Com esse processo de se enxergar no texto de outra autora ou autor, nossa intenção era criar um espaço de troca e acolhimento, mas também provocar nos participantes exercícios de auto reflexão. Ao longo da atividade, pudemos perceber como muito do que somos também existe em outros – e que, a partir da escrita, somos capazes de nos identificarmos até mesmo com aquelas e aqueles que pouco conhecemos.
“Subjetividade.
A dor do outro, nem sempre me dói.
Nem sempre a minha dor nele dói.
E ser paisagem por vezes me basta.”
(Raquel Pedrosa)
Encontros e desencontros
Ao longo da atividade, entendemos que algumas pessoas poderiam não querer se expor, e ao mesmo tempo fomos surpreendidos pelo engajamento de outras nessa partilha e nas narrativas que envolviam os trechos selecionados. Muitas relações de amor, dor e perda haviam sido remediadas com aqueles pequenos textos, que ali pulsavam como uma companhia viva e compreensiva – aquela que sabe as palavras que precisamos ouvir (ou ler) em determinados momentos da vida.
Percebemos, ao mesmo tempo, que os trechos diziam muito sobre quem éramos no momento em que os lemos e aquilo nos tocou, nos afetou. Caso os mesmos encontros acontecessem em outros momentos, por exemplo, os saberes e experiências contidas em cada texto poderiam ter passado despercebidos.
“Não sei o que sou
uma só alma-corpo
mas quero ser
quero só ser
ser paisagem”
(Márcia Luz)
Carolina, Conceição, Beatriz e muitas mulheres
Enquanto um grupo de educadoras e educadores, antes mesmo da atividade nós já havíamos conversado sobre um incômodo coletivo sobre o nome oficial da data comemorativa: “Dia do Escritor”. Celebrado na véspera do Dia da Mulher Negra Latino Americana e Caribenha, trocamos muito sobre a importância de dar visibilidade às mulheres que, assim como os mais reconhecidos escritores, nos presentearam com narrativas vindas de lugares, corpos e linguagens diversas.
Mesmo não sendo tão popularizadas quanto nomes como Machado de Assis e Guimarães Rosa, por exemplo, tais mulheres também falam, a partir de suas próprias perspectivas, sobre um “Brasil de verdade”. Carolina Maria de Jesus, Conceição Evaristo (foto), Beatriz Nascimento e Jarid Arraes foram alguns dos nomes lembrados em meio a um oceano de possibilidades. Trouxemos essas e outras referências num mural do Padlet para serem acessadas posteriormente, e para pensarmos nas escrevivências e vivências que nós carregamos e que muitas vezes ficam apenas dentro de nós.

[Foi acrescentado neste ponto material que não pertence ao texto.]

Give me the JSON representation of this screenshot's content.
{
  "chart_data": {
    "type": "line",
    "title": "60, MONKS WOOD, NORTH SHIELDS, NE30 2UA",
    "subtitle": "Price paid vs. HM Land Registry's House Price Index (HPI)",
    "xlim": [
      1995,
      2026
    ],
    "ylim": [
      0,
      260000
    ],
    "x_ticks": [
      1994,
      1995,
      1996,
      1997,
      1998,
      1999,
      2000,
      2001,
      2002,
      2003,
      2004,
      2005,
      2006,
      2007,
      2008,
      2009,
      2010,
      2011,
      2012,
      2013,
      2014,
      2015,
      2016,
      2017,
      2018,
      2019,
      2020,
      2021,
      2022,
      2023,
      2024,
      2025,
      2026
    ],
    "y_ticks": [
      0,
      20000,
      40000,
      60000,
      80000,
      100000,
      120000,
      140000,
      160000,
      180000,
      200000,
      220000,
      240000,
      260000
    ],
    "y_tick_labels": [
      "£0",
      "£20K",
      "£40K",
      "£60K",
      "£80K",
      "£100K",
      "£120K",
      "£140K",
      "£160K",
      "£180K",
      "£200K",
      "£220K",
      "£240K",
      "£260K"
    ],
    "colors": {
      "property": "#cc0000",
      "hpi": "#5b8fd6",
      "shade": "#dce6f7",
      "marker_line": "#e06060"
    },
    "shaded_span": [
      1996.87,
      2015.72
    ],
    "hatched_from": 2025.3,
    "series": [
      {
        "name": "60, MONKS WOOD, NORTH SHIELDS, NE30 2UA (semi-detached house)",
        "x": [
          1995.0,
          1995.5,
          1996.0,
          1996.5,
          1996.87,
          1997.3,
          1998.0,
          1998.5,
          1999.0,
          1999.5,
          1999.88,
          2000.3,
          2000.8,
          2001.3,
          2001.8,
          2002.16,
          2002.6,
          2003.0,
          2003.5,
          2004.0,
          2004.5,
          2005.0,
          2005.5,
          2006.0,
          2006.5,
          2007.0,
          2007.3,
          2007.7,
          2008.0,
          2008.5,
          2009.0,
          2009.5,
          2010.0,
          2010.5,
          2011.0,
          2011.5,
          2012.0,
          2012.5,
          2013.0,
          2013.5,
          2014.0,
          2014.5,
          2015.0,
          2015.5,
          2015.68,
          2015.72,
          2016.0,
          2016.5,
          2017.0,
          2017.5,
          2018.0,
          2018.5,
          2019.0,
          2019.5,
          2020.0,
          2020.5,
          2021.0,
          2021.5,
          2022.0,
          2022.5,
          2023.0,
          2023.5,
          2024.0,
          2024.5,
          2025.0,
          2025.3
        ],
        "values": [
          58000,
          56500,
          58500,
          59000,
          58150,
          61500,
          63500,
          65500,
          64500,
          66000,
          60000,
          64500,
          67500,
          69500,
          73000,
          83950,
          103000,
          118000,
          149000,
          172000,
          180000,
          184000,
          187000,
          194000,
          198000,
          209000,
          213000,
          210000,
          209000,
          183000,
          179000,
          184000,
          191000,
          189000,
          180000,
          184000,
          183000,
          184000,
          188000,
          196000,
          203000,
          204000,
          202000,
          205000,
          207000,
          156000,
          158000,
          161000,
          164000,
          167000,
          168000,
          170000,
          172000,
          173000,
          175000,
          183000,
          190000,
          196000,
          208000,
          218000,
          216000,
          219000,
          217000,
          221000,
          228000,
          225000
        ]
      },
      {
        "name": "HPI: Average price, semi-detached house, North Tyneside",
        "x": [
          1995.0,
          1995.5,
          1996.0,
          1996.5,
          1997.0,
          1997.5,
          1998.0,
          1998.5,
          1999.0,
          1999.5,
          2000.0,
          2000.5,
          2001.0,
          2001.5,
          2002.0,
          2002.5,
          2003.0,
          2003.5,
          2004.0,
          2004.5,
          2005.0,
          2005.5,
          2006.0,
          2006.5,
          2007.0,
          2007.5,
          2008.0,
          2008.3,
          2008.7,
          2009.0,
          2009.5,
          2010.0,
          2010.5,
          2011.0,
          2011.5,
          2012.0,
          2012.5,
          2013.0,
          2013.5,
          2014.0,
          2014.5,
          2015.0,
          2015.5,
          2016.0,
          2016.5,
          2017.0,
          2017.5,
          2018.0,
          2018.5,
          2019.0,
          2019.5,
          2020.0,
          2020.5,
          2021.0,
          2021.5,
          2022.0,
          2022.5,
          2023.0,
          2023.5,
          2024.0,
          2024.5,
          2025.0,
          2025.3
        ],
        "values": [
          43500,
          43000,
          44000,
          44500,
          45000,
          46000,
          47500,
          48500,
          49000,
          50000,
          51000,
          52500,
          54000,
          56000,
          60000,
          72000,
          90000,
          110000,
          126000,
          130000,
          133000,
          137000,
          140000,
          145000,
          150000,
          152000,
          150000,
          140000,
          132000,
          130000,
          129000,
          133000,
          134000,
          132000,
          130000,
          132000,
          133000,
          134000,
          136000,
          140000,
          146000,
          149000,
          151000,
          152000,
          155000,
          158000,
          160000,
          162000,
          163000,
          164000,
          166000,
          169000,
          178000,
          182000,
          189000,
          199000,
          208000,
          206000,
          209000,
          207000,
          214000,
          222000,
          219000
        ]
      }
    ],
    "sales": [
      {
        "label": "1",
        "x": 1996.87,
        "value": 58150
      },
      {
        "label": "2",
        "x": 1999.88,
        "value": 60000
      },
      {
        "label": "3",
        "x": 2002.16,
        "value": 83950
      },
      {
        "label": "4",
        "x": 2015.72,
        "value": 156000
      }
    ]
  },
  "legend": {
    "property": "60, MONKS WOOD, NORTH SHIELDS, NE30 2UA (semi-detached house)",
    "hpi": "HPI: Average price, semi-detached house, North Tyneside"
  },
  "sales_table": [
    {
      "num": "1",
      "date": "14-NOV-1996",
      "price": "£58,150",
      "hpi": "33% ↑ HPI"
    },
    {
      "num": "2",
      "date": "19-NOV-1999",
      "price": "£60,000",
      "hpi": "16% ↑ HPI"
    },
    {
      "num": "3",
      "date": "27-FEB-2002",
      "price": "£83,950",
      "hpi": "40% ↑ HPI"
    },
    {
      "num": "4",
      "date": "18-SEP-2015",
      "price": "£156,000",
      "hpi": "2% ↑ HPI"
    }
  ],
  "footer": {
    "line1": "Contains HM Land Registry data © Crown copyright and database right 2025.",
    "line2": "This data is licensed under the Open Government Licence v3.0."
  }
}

Escrevivências, aliás, é um termo criado pela escritora Conceição Evaristo para dar nome à escrita que nasce do cotidiano e das lembranças, de experiências individuais e coletivas daquela ou daquele que escreve. Para nossa surpresa, o encontro tomou um caminho inesperado justamente porque as escritoras (sim, escritoras!) que estavam conosco tinham bastante para compartilhar. Ainda bem.
“sentir saudade
ter sonhos de passagem
estar na bagagem de alguém…”
(Érika Amélia )
Apenas uma palavra
Na sequência dessa troca, propusemos que os participantes sintetizassem em uma só palavra ou expressão o trecho do texto escolhido lá no início. Em seguida, usando essas palavras soltas como retalhos, pedimos que cada um fizesse sua própria costura daquela experiência coletiva.
Foi bonito ver nascerem novos textos, e perceber como cada palavra foi ressignificada nessas novas escritas. A partir de uma mesma matéria prima, a vivência da atividade foi lapidada de formas distintas e até mesmo mágicas.
As dores compartilhadas no início, por exemplo, já não estavam mais presentes nas produções finais. Agora, os escritos eram mais otimistas e leves, carregados de afeto e esperança – mas seja no início ou no final da atividade, em todos os momentos pudemos perceber como a palavra mobiliza emoções e como a escrita é uma materialização generosa que nos permite acessar tudo isso.
“Conectando palavras,
a saudade se faz presente
em prosa, poesia e progresso.
Escrever traz felicidade na jornada da vida!”